核心逻辑就是调用selector的select逻辑去轮训。
那么我们知道这里轮训跟后面的处理事件是一个线程，总不能一直在这死循环吧，那么什么时候会中断轮训呢?

其实上面代码已经很好的表达了中断逻辑：

1.发现当前的定时任务队列中有任务的截止事件快到了(<=0.5ms)
2.selectedKeys != 0
3.oldWakenUp==true
4.hasTasks()
5.hasScheduledTasks()
6.wakenUp.get()

以上任何一个条件满足就会中断轮训，但只有第一个条件满足时，还会无阻塞selectNow
一次，可以看到这个轮训的处理优越之处。

其实这里还有个核心点:

long time = System.nanoTime();
if (time - TimeUnit.MILLISECONDS.toNanos(timeoutMillis) >= currentTimeNanos) {
    // timeoutMillis elapsed without anything selected.
    selectCnt = 1;
} else if (SELECTOR_AUTO_REBUILD_THRESHOLD > 0 && selectCnt >= SELECTOR_AUTO_REBUILD_THRESHOLD) {
    // The selector returned prematurely many times in a row.
    // Rebuild the selector to work around the problem.
    logger.warn("Selector.select() returned prematurely {} times in a row; rebuilding Selector {}.", selectCnt, selector);

    rebuildSelector();
    selector = this.selector;

    // Select again to populate selectedKeys.
    selector.selectNow();
    selectCnt = 1;
    break;
}

这里利用重新构建Selector的方式解决了jdk 的nio 空轮训的bug。那么什么时候重建呢? 就是设置netty的最大空轮训次数，默认是512，达到这个数后，就会重建Selector了。

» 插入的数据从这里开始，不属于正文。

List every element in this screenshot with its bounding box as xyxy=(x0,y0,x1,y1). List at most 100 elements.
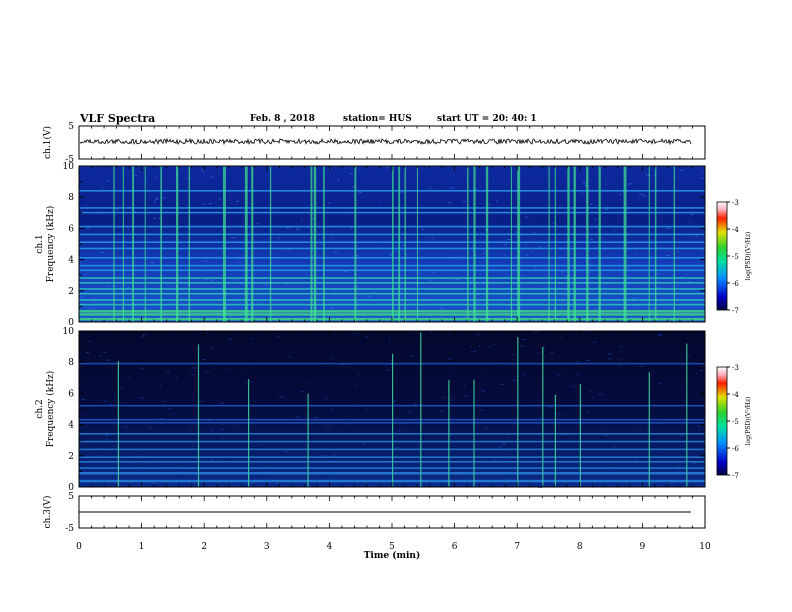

2.processSelectedKeys处理就绪的IO事件

从代码中可以看出，select后紧接着就是处理了，因为上面select没有返回值，那么这里处理必然有两种情况：

1.没有就绪的IO事件，直接返回。
2.有就绪的IO事件，处理。

那么看看究竟是否如此：

private void processSelectedKeys() {
    if (selectedKeys != null) {
        /** 处理优化过的selectedKeys */
        processSelectedKeysOptimized();
    } else {
        /** 正常的处理 */
        processSelectedKeysPlain(selector.selectedKeys());
    }
}

/**
 *  迭代 selectedKeys 获取就绪的 IO 事件, 然后为每个事件都调用 processSelectedKey 来处理它.
 *
 *  1.对于boss NioEventLoop来说，轮询到的是基本上就是连接事件，后续的事情就通过他的pipeline将连接扔给一个worker NioEventLoop处理
 *  2.对于worker NioEventLoop来说，轮询到的基本上都是io读写事件，后续的事情就是通过他的pipeline将读取到的字节流传递给每个channelHandler来处理
 */
private void processSelectedKeysOptimized() {
    for (int i = 0; i < selectedKeys.size; ++i) {

        /** 1.取出IO事件以及对应的channel */
        final SelectionKey k = selectedKeys.keys[i];
        // null out entry in the array to allow to have it GC'ed once the Channel close
        // See https://github.com/netty/netty/issues/2363
        /** 取出后将数组置为空 */
        selectedKeys.keys[i] = null;

        final Object a = k.attachment();

        /** 处理该channel */
        if (a instanceof AbstractNioChannel) {
            processSelectedKey(k, (AbstractNioChannel) a);
        } else {
            @SuppressWarnings("unchecked")
            NioTask task = (NioTask) a;
            processSelectedKey(k, task);
        }

        /**
         * 判断是否该再来次轮询
         * 也就是说，对于每个NioEventLoop而言，每隔256个channel从selector上移除的时候，就标记 needsToSelectAgain 为true，我们还是跳回到上面这段代码
         */
        if (needsToSelectAgain) {
            // null out entries in the array to allow to have it GC'ed once the Channel close
            // See https://github.com/netty/netty/issues/2363
            /** 将selectedKeys的内部数组全部清空 */
            selectedKeys.reset(i + 1);

            /** 重新调用selectAgain重新填装一下 selectionKey */
            selectAgain();
            i = -1;
        }
    }
}

上面两端代码直接就是处理keys了，可以看到有两个入口，一个是优化的，一个是正常的。那么这里介绍优化的处理；其实这里优化的是什么呢？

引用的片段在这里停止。